Jagdish Khattar, former managing director of Suzuki India who now runs Carnation Auto, an independent multibrand auto sales start-up, attributes Ford’s poor showing to a lack of the right mass-market product. Its India models — the Fiesta, Ikon and Fusion — are relatively large and expensive . Small cars — those powered by engines displacing 1.5 liters or less and generally costing no more than $8,000 — drive 70% of auto sales in the country. “Ford was operating in just 30% of the market,” says Khattar. “All the action was happening elsewhere.” The diminutive Figo is Ford’s bid for the sweet spot. “You have to be in the small car segment to be a relevant player in India,” says Rajat Dhawan, who heads McKinsey’s automotive practice in India.

The segment is getting crowded.
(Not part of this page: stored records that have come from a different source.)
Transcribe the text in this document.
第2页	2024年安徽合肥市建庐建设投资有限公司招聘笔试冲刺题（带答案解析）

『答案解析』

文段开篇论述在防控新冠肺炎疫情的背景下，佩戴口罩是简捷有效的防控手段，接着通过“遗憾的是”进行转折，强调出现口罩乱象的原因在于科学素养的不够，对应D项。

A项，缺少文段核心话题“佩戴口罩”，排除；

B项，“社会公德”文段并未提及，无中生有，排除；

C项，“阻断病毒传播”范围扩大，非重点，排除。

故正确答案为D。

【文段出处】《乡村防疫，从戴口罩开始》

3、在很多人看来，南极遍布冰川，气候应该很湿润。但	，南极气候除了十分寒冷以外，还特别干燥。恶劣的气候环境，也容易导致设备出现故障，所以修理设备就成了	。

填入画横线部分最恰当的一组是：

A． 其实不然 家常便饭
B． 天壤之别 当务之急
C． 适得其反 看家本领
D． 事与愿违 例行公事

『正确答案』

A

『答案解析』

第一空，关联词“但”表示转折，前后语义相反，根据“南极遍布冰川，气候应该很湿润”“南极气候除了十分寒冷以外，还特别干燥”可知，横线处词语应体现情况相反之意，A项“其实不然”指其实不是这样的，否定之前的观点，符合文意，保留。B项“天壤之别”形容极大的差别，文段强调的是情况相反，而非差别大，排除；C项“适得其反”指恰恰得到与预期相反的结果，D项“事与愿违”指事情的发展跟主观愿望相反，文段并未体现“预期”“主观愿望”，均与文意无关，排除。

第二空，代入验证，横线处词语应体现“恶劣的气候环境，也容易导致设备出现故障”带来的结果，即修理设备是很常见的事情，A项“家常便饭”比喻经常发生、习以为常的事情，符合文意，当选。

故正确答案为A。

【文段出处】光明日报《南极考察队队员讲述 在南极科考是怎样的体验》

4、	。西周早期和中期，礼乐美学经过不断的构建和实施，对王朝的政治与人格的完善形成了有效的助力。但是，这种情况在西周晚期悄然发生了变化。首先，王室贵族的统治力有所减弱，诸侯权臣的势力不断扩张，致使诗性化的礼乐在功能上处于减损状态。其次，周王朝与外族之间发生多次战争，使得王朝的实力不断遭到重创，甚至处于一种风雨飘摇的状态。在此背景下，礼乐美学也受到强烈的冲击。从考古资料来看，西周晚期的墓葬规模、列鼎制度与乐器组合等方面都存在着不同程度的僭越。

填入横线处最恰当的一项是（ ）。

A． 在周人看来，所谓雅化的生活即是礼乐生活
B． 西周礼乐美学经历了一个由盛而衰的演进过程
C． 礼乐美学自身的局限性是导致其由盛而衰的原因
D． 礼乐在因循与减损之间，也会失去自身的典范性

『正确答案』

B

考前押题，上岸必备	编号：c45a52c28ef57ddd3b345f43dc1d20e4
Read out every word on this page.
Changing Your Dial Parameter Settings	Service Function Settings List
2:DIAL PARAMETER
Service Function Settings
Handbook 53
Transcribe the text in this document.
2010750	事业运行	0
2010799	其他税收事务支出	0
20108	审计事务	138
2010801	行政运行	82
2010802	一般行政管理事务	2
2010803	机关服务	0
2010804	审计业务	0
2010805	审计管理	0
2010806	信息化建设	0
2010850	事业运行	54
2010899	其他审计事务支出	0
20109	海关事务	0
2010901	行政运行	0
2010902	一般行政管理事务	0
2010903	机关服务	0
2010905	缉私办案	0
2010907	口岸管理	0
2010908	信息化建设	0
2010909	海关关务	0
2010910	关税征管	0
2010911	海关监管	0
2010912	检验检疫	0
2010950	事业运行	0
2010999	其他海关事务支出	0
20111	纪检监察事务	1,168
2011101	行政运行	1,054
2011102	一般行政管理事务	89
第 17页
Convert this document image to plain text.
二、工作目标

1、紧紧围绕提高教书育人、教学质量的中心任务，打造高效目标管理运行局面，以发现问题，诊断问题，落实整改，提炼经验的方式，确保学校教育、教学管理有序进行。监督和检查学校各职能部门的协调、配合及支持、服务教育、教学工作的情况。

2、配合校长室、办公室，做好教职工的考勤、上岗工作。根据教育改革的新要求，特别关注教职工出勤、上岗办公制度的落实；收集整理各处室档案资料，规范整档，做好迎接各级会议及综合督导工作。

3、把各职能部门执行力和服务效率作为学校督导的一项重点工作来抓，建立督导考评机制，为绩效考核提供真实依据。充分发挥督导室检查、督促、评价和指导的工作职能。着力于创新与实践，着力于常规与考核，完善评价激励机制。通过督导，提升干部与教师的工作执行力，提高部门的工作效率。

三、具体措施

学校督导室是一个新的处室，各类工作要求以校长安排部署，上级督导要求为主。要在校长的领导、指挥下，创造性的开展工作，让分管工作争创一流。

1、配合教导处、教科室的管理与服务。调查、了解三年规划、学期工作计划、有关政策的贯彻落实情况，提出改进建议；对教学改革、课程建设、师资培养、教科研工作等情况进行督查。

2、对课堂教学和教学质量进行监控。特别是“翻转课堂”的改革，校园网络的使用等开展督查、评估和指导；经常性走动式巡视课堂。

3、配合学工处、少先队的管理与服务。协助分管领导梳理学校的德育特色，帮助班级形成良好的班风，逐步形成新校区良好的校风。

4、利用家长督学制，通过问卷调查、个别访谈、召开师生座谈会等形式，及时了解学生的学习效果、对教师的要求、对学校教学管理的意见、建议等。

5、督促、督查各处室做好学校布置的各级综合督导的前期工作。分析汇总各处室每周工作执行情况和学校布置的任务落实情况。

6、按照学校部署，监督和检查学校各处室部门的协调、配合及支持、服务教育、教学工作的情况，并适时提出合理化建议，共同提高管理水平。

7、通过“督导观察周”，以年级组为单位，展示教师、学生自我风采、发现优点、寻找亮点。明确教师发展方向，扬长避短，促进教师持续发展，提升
Toyota, Volkswagen, GM and Nissan are expected to roll out small cars in India over the next two years. Suzuki India, king of the tiny automobile, is investing $2.28 billion in the country over the next five years to upgrade factories and strengthen distribution for a raft of new models. Even GM on Sept. 24 announced an unusual collaboration with Bangalore’s Reva Electric Car, makers of the G-Wiz, to produce small, affordable electric vehicles for India. Mulally said recently that India would play a big role in accelerating Ford’s presence in the Asia-Pacific region — but the company will have to fight off numerous competitors who are all driving toward the same destination.